There are no set rules to identify a declining community, but it’s easy to determine what factors will cause your prime demographics to leave. If our local governments wait until per capita income drops, standardized test scores fall, social and recreational infrastructure fails, house prices decline, and businesses flop, it’s too late.

Local governments need to act with a purpose. Tell us what your plans are because quite a few things are not working, and the image is slipping. And please, don’t make things worse.

[Brown is a former mayor of Peachtree City and served two terms on the Fayette County Board of Commissioners.]

6 COMMENTS

  1. If you remove paragraphs 6-8 where Steve launches his usual vile attacks on our schools and any of his detractors this is actually a fairly good piece. The Facebook comments are a bit much as we can be sure those were cherry-picked and, well, it’s Facebook for god sakes. But alas good points were made. Fayetteville is a road map of where we don’t want to go. A City Council that looks out for the needs of their citizens and takes care of the city rather than constantly focusing on growth and greed is what Peachtree City deserves and we haven’t had that for a very long time (before Fleisch). Our city is fully grown. The dream has been realized. Now we need to protect it!

  2. You can thank Fayetteville Mayor and some Council members for dragging in more apartments and congestion. Now they are approving more apartments at the corner of 54/Glyn St where the old house is being demolished. Just a matter of time before these units fall into public housing status…

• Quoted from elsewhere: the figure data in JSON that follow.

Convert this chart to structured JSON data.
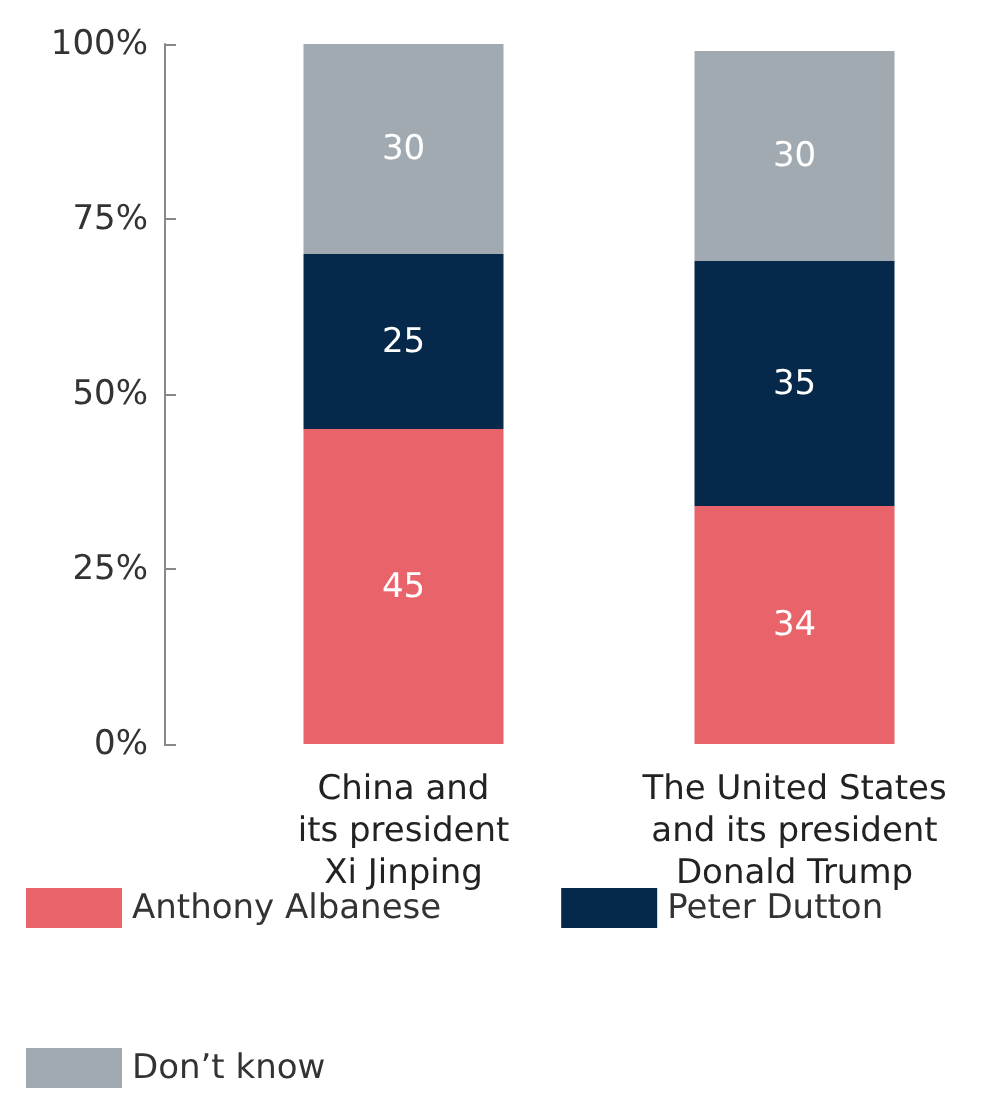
{
  "chart_data": {
    "type": "bar",
    "stacked": true,
    "categories": [
      "China and\nits president\nXi Jinping",
      "The United States\nand its president\nDonald Trump"
    ],
    "series": [
      {
        "name": "Anthony Albanese",
        "color": "#e8636a",
        "values": [
          45,
          34
        ]
      },
      {
        "name": "Peter Dutton",
        "color": "#06284a",
        "values": [
          25,
          35
        ]
      },
      {
        "name": "Don’t know",
        "color": "#a1aab0",
        "values": [
          30,
          30
        ]
      }
    ],
    "ylim": [
      0,
      100
    ],
    "yticks": [
      {
        "value": 0,
        "label": "0%"
      },
      {
        "value": 25,
        "label": "25%"
      },
      {
        "value": 50,
        "label": "50%"
      },
      {
        "value": 75,
        "label": "75%"
      },
      {
        "value": 100,
        "label": "100%"
      }
    ],
    "data_labels": true,
    "grid": false,
    "legend": "bottom"
  }
}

    Fayette County also did itself a disservice creating more segregation by not fighting back against the NAACP creating a “black” district just so liberals from that district could elect a liberal to as County Commissioner. Because of that, that district lowered housing and property values, no matter if its a black, white, brown or yellow district. Just the mere fact of segregating a district out by skin color is lunacy and racial discrimination.

  3. Mr. Brown here provides a textbook essay for how NOT to persuade anyone of your view, but merely to preach to the choir. Begin with negativism and be sure to call anyone who disagrees with you names (Marxists). Point out your own brilliance and the abject stupidity of any detractors, carefully naming prominent adversaries, and don’t forget the ever-important ad hominem attacks. Marshall your argument by quoting random people who happen to share your opinion.

    I’ll give you an example that is equally unconvincing. Donald Trump was a disaster, and if you voted for him, you are a fascist. Anyone can see his deficiencies and his prominent enablers like Lindsay Graham, Kevin McCarthy, Marjorie Green, etc. vie for who can be the most foolish. I asked a few of my neighbors, and they all agree. One said, “Trump is the worst president since Harding.”

    I’m sure that convinced you of the wisdom of adopting my views on the 45th president. Sadly, Mr. Brown actually has some reasonable points, but his presentation style explains why he is no longer in office and why he sways no opinions that are not already aligned with his own.

  4. I agree with most of what Steve has written. I’ve noticed a reduction in the quality of services and adequate staff at almost every retail center and restaurant in our area, including PTC. Jobs have gone unfilled, inflation is hurting everyone, and some politicians are trying to urbanize PTC against the will of it’s citizens.

  5. I am surprised that Steve didn’t post the literary version of a gleeful jig about how his candidate won. Anyway, I am not sure why Steve included PTC in this piece. The council is now filled with 4 white, well educated, high income, Medicare eligible, males, so all is right with the world in PTC. In other shocking news, Suzanne Brown (Not Related) wrote a piece that Steve can get behind. Maybe the world is coming to an end.